Do you not think that people reading this exchange will find your attitude towards readers disrespectful and exploitative? Are you not saying, in so many words, that they're not capable of understanding what you would: that they, unlike you, need to be manipulated?

You appear to be saying that as long as readers, donors, don't know they've been tricked, but rather feel inspired, enriched by having given, everyone's needs have been served: theirs to feel good about themselves, yours (the WMF's) to have more money.

This may all be true: but it's manipulative. The idea that this sort of thinking should guide the management of such a widely used source of information as Wikipedia, which purports to be about informing people about reality, is unpalatable.

Like the other reply, this is flat-out gaslighting.

First, it's a fallacy that executive rates for nonprofits should be set by the market based on others. Who would say their nonprofit CEO is in the bottom half? Nobody, or they wouldn't want that person to be CEO. Therefore, everybody reevaluates and pushes salaries up, up, up to the sky ... exactly like they do in for-profit businesses, an endless cycle of greed. Would you have done the job for $200K? If so, you should have. If not, you shouldn't have been at Wikimedia. It's really that simple. Interestingly, the techies do work for significantly less than market rates but the suits don't. You are (or were) very well paid.

As for the fundraising, the messages are self-evident and dishonest to the point they're arguably fraudulent. Like Jimmy Wales using the term "bankruptcy" when he said well, we'd never want that. Sure - it's like a mobster saying "it'd be shame if..." then denying the threat. Both of you know exactly what those messages were meant to and did imply. Stop gaslighting.

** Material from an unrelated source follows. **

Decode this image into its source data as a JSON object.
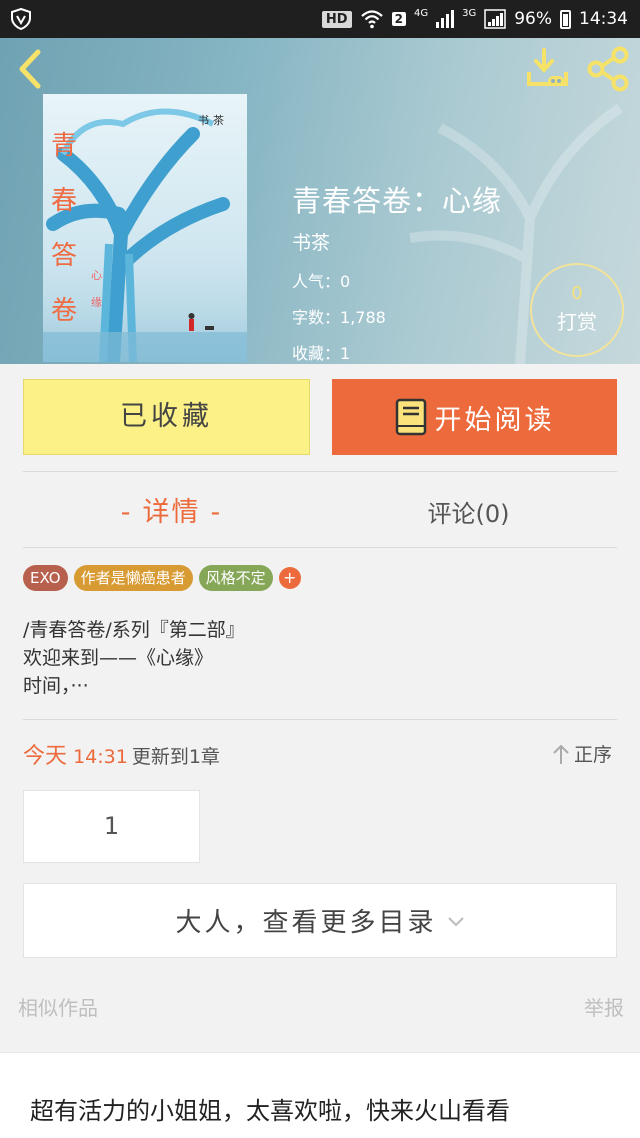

I'm sure the WMF will continue to fundraise because, let's face it, that's all the organization actually does. They fundraise and nothing else. Wikipedia is 100% volunteers. Have you even edited anything on Wikipedia? You were/are the PR person before your higher role.

As for the final piece, moving on... no. Absolutely not. Wikimedia exists to make money. You're/they're working on a project right now to charge Google, Amazon, Facebook and the rest (who, oh yeah, are colluding to support Wikipedia as a single-source of truth ... which is exactly a long-term goal. of the CFR - but I'm sure that's a total coincidence). This is a fundraising organization, barely tied to Wikipedia.

Wikimedia exists to pull in money. Nothing else. The messaging is questionable enough I believe it should be investigated by various consumer agencies. At most, 1/3rd of the money raised goes to support what people know of as Wikipedia - those are Lisa's numbers. I doubt the figure is even that high.

People: Wikipedia's server costs are about $2.5M per year. That's it. Figure admin fees about 3x that, $10M per year give or take. The rest ... you can sit until you're blue in the face wondering where the money goes because they're not saying.